I tre terremoti che hanno scosso la terra durante la loro visita hanno costretto i tre musicisti a fare i conti con la propria mortalità e la propria missione. Per citare le parole di Hubbard: “Un po’ come i fantasmi del nostro primo progetto, i terremoti sono diventati una metafora minacciosa della grandezza e del potere di questo luogo e questa storia antichi: l’incertezza e il pericolo che si devono affrontare per camminare sulla via della vera illuminazione”.
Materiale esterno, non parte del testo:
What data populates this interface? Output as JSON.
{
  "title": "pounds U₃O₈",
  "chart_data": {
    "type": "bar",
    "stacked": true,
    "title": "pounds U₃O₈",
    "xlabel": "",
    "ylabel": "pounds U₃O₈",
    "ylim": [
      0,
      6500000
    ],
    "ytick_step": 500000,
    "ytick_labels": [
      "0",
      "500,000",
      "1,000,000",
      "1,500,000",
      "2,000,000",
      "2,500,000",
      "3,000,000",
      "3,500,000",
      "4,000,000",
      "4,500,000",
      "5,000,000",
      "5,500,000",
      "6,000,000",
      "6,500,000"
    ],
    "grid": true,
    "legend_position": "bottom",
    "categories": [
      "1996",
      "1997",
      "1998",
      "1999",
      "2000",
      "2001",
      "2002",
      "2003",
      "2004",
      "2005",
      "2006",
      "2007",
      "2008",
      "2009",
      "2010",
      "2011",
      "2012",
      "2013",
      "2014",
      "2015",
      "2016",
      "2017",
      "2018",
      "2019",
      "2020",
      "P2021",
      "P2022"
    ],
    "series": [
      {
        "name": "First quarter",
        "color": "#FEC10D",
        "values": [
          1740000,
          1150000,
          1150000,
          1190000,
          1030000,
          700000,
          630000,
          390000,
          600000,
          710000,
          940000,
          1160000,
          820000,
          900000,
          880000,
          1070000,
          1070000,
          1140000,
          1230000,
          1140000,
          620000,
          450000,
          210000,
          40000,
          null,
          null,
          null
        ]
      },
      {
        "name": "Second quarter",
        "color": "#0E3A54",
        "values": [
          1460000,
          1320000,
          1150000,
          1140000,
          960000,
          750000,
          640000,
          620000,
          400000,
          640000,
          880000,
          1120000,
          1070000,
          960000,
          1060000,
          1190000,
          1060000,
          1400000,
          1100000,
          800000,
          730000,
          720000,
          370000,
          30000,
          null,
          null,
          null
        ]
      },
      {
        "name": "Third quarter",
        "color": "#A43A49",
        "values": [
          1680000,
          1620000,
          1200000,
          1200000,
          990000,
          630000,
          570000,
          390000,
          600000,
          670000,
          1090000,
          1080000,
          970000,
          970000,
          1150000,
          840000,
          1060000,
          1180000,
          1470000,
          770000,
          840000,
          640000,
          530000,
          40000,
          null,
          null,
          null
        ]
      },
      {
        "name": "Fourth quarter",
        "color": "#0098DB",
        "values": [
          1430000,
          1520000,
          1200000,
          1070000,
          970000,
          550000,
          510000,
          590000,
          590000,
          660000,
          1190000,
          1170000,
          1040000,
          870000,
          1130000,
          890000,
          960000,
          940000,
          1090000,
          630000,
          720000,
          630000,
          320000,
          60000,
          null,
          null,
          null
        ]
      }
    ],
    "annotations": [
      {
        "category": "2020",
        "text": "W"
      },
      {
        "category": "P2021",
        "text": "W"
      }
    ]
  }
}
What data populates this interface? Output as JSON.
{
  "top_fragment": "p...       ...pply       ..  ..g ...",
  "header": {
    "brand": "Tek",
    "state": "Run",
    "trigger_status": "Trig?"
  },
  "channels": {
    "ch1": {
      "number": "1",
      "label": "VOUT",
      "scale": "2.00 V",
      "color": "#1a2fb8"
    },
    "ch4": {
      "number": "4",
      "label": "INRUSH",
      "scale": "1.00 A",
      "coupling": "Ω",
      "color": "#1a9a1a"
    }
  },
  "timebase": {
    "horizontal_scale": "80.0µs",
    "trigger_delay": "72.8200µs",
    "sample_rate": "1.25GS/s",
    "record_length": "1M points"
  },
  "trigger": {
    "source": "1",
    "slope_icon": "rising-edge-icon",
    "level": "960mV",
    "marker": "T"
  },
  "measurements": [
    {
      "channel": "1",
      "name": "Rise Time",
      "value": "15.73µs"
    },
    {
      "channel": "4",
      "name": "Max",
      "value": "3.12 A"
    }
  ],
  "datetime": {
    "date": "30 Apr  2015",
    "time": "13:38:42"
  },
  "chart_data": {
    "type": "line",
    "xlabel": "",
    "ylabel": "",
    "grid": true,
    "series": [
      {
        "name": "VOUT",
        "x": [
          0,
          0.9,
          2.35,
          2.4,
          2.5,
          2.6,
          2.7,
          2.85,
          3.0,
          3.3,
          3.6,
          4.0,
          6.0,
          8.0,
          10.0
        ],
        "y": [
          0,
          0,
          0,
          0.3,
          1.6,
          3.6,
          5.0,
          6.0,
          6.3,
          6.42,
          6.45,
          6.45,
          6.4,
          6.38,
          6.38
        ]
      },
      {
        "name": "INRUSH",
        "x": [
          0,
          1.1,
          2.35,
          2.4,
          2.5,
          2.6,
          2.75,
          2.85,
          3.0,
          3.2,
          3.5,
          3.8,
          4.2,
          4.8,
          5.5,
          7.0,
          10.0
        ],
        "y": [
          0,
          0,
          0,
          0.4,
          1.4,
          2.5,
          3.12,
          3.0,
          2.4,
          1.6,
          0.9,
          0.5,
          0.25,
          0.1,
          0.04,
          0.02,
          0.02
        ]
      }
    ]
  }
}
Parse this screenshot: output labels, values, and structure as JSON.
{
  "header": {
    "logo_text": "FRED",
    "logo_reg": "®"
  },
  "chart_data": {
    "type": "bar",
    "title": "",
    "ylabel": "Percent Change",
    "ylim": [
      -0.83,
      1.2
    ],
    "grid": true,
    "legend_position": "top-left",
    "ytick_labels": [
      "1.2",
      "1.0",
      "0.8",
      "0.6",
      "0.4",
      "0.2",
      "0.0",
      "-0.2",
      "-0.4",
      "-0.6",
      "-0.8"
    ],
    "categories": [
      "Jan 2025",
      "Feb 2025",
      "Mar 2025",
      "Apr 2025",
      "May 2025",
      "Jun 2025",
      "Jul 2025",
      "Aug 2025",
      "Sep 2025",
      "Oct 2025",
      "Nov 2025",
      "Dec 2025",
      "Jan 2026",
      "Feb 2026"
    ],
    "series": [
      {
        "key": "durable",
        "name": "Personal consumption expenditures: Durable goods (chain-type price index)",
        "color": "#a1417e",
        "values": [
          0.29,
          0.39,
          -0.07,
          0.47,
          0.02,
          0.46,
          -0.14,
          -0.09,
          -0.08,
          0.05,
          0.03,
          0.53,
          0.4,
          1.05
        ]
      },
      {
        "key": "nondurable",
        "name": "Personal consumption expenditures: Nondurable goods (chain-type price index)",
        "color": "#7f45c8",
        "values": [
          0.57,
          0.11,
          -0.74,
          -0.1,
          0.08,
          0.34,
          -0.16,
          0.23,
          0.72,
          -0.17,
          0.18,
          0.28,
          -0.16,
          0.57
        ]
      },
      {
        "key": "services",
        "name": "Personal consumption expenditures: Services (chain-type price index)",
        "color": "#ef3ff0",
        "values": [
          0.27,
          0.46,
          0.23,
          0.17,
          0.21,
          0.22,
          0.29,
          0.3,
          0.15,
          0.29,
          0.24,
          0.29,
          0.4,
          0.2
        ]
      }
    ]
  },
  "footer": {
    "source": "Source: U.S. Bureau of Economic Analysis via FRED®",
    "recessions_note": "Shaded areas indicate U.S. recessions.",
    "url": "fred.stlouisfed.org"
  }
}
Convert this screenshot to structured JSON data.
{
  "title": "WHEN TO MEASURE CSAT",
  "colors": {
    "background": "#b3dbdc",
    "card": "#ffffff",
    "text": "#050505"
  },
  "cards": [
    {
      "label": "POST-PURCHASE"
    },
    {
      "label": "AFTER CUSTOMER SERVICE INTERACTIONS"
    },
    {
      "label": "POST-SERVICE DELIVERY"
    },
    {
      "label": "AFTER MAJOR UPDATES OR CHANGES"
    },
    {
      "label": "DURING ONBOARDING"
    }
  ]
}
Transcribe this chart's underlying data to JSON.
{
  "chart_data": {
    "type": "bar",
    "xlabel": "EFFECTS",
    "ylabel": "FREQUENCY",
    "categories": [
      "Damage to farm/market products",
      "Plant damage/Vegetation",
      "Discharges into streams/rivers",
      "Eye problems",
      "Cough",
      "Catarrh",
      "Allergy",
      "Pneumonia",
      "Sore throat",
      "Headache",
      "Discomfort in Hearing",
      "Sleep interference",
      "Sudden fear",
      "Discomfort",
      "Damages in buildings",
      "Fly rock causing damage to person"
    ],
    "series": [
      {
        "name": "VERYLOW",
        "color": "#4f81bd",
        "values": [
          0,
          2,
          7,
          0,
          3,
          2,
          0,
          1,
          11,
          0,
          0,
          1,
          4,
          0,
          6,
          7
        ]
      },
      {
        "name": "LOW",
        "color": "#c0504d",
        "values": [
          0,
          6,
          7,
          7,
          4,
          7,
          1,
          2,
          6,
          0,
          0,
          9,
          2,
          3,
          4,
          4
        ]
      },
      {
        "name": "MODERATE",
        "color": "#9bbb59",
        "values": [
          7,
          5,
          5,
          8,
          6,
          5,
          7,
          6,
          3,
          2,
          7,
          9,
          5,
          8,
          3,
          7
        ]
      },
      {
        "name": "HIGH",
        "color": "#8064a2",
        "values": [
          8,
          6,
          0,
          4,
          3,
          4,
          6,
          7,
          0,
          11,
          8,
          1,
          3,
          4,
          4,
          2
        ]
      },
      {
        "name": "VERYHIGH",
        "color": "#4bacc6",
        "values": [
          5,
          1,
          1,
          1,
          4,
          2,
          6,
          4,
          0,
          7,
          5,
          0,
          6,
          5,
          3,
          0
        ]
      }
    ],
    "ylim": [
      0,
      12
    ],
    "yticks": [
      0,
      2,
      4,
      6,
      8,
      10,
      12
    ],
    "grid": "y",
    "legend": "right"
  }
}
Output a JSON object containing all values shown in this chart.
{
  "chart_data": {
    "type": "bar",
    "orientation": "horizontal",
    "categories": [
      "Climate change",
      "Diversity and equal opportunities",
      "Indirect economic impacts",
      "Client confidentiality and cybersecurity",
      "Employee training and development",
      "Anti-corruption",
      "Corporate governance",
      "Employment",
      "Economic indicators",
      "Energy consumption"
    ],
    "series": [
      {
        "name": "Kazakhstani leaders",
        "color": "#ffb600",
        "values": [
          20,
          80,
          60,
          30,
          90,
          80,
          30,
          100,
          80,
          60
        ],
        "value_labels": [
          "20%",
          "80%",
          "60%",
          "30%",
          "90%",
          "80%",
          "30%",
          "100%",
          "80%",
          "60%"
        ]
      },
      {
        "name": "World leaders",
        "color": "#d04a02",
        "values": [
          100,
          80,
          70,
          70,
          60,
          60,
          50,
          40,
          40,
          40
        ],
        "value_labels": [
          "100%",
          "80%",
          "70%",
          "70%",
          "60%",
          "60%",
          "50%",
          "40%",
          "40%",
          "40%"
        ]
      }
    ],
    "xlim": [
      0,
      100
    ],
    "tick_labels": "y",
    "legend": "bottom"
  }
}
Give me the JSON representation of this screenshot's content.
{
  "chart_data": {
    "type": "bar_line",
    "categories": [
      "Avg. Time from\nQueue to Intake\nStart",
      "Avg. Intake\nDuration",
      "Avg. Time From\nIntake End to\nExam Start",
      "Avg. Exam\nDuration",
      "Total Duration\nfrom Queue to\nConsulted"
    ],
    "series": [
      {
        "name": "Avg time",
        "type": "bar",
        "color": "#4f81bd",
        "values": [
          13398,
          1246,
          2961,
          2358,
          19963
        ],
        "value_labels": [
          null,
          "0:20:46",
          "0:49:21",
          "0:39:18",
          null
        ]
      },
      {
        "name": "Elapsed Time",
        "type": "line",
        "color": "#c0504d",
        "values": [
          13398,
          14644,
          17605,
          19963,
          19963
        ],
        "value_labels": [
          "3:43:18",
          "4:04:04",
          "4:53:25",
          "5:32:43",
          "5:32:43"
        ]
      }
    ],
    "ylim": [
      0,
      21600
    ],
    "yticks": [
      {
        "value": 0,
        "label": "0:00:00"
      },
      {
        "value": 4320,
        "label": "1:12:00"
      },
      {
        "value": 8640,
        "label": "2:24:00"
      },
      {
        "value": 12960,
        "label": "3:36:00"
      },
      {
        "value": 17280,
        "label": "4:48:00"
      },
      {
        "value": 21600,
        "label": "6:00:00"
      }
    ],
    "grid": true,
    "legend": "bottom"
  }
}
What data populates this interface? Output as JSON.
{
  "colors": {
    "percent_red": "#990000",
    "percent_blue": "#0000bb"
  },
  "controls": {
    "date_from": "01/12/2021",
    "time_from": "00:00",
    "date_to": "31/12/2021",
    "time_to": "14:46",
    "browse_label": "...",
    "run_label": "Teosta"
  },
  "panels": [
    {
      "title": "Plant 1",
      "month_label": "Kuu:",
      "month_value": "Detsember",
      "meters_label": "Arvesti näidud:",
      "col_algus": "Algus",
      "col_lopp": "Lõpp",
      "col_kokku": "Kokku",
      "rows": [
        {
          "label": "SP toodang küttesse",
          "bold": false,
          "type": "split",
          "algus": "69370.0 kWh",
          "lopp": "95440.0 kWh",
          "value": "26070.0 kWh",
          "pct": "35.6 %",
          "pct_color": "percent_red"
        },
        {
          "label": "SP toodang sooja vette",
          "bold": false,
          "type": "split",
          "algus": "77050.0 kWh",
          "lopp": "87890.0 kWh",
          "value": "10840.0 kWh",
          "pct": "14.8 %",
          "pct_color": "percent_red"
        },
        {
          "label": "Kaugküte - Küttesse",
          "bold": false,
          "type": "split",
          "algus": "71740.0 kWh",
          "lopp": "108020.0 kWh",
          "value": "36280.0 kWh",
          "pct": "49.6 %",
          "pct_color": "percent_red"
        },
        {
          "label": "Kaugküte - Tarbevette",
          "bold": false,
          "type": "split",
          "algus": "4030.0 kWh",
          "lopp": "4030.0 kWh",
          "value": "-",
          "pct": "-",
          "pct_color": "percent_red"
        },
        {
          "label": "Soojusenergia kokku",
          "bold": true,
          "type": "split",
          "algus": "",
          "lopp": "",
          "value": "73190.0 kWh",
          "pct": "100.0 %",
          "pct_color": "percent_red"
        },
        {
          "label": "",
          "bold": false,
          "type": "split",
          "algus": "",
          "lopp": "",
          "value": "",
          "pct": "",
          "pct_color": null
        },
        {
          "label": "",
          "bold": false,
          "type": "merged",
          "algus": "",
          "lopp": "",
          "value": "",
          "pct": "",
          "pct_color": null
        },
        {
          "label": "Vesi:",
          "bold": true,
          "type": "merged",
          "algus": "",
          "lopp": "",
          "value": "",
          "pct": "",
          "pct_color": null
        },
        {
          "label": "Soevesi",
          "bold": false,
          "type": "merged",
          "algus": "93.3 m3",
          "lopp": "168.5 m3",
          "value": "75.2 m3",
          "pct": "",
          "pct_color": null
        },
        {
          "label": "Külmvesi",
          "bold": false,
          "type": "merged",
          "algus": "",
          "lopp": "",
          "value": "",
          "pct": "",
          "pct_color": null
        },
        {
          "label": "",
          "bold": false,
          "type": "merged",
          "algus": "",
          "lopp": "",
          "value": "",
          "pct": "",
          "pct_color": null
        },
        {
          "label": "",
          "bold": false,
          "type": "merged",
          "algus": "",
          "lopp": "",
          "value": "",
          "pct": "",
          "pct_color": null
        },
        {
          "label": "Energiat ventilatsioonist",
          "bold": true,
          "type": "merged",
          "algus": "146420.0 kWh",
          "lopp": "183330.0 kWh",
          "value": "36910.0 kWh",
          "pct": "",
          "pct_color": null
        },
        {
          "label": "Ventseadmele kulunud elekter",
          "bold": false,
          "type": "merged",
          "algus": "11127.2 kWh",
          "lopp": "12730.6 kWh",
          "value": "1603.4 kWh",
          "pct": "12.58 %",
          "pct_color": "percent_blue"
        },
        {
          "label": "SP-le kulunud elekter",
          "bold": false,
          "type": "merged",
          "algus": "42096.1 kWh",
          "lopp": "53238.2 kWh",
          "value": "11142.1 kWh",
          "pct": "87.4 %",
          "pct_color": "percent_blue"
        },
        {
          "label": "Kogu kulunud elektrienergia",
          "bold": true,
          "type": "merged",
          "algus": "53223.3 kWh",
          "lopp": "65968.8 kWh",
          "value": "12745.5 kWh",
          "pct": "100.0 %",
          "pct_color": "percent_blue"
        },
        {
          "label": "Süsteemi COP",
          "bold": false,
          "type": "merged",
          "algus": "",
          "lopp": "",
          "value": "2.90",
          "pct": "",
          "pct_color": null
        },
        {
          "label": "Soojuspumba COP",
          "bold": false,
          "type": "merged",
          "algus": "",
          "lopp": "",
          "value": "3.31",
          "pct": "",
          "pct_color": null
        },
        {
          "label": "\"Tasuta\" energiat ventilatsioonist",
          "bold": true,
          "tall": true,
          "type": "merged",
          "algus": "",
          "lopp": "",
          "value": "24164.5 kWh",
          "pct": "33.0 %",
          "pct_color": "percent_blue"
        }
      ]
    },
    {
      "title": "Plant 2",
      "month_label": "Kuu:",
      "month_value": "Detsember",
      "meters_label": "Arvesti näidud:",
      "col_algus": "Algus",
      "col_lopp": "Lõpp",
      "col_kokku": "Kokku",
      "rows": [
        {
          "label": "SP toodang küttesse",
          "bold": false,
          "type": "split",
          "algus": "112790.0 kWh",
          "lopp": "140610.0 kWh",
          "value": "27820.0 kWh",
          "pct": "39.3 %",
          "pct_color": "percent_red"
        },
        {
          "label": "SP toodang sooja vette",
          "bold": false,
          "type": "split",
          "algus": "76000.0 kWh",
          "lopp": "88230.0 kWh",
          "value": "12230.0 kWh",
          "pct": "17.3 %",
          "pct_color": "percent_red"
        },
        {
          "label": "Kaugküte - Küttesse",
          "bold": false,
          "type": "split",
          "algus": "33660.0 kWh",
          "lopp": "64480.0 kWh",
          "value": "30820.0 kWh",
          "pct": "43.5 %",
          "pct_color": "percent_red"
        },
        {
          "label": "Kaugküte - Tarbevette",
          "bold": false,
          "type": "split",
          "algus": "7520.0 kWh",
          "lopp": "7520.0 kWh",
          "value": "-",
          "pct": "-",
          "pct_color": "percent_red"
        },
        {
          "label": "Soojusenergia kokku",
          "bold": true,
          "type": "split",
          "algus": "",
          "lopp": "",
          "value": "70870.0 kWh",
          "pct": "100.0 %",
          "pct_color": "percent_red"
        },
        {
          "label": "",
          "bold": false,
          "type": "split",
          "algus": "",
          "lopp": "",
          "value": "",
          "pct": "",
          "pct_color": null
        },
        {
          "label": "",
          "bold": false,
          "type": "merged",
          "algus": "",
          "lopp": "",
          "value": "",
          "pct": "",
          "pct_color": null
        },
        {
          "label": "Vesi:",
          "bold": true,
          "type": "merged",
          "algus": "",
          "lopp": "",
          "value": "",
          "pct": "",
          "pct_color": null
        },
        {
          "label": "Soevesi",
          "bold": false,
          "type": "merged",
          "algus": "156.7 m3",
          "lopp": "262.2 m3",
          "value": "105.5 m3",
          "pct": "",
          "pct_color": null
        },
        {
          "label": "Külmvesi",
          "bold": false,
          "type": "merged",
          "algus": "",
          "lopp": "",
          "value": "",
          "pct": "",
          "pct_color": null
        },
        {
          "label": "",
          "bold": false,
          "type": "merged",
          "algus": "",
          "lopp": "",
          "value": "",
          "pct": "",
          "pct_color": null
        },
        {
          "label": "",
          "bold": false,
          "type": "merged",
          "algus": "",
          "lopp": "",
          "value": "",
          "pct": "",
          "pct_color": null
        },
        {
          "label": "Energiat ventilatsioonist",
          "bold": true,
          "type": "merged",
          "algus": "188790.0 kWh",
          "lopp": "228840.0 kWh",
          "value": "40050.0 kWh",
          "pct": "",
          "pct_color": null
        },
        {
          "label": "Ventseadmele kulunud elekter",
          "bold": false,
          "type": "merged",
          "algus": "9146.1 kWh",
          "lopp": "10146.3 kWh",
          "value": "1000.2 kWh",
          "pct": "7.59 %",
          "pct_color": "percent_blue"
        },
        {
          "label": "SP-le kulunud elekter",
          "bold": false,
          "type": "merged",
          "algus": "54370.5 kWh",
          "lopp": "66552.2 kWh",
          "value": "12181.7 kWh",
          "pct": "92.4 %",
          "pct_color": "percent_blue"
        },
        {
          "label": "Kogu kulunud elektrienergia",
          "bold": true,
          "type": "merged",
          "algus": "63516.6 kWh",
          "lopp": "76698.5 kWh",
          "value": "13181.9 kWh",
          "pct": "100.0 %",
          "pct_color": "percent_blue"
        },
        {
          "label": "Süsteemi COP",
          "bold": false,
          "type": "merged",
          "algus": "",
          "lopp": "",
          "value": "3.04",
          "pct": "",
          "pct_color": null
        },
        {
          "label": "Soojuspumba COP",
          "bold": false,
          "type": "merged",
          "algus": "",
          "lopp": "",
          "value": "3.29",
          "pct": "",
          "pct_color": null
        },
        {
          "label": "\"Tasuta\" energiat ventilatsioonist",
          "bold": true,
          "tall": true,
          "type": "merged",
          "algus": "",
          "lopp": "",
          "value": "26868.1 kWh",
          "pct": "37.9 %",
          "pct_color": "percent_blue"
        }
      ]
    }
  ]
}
Oscurità e pericolo, misticismo e mortalità: conoscere questi aspetti della vita equivale a conoscerne anche l’opposto. Ed è proprio questa trasformazione il cuore pulsante di “Heart of the Cave”. “Essere posti di fronte alle proprie paure e vedere le proprie convinzioni messe alla prova sono aspetti integranti di una vita piena” afferma Britt. “È sempre stata questa la mia fonte d’ispirazione nell’arte. Il lato in ombra delle cose mi spaventa, ma non è l’ombra in sé a ispirarmi, bensì l’effetto che ha su di me quando la affronto”.
“Le grotte hanno fatto da sfondo alle nostre esplorazioni interiori e il tempo trascorso a Osimo è diventata un’esperienza personale intensa, di quelle che cambiano la vita” conclude Glover. “Ci siamo letteralmente addentrati nella terra per cercare queste canzoni e, così facendo, abbiamo trasceso la superficie della nostra vita immergendoci nelle profondità di noi stessi”. Proprio come affermava il motto dei Templari che popolarono quelle grotte, Veritas vos liberabit... La verità vi renderà liberi.
Alla realizzazione dell’album, il cui tour di presentazione toccherà l’Italia a novembre 2017, hanno partecipato anche Gretchen Peters, Barry Walsh, Kris Donegan, Heather Donegan, Dan Mitchell, Dean Marold, Will Kimbrough, Natalie Schlabs, Eamon McLoughlin, Audrey Spillman e Kira Small.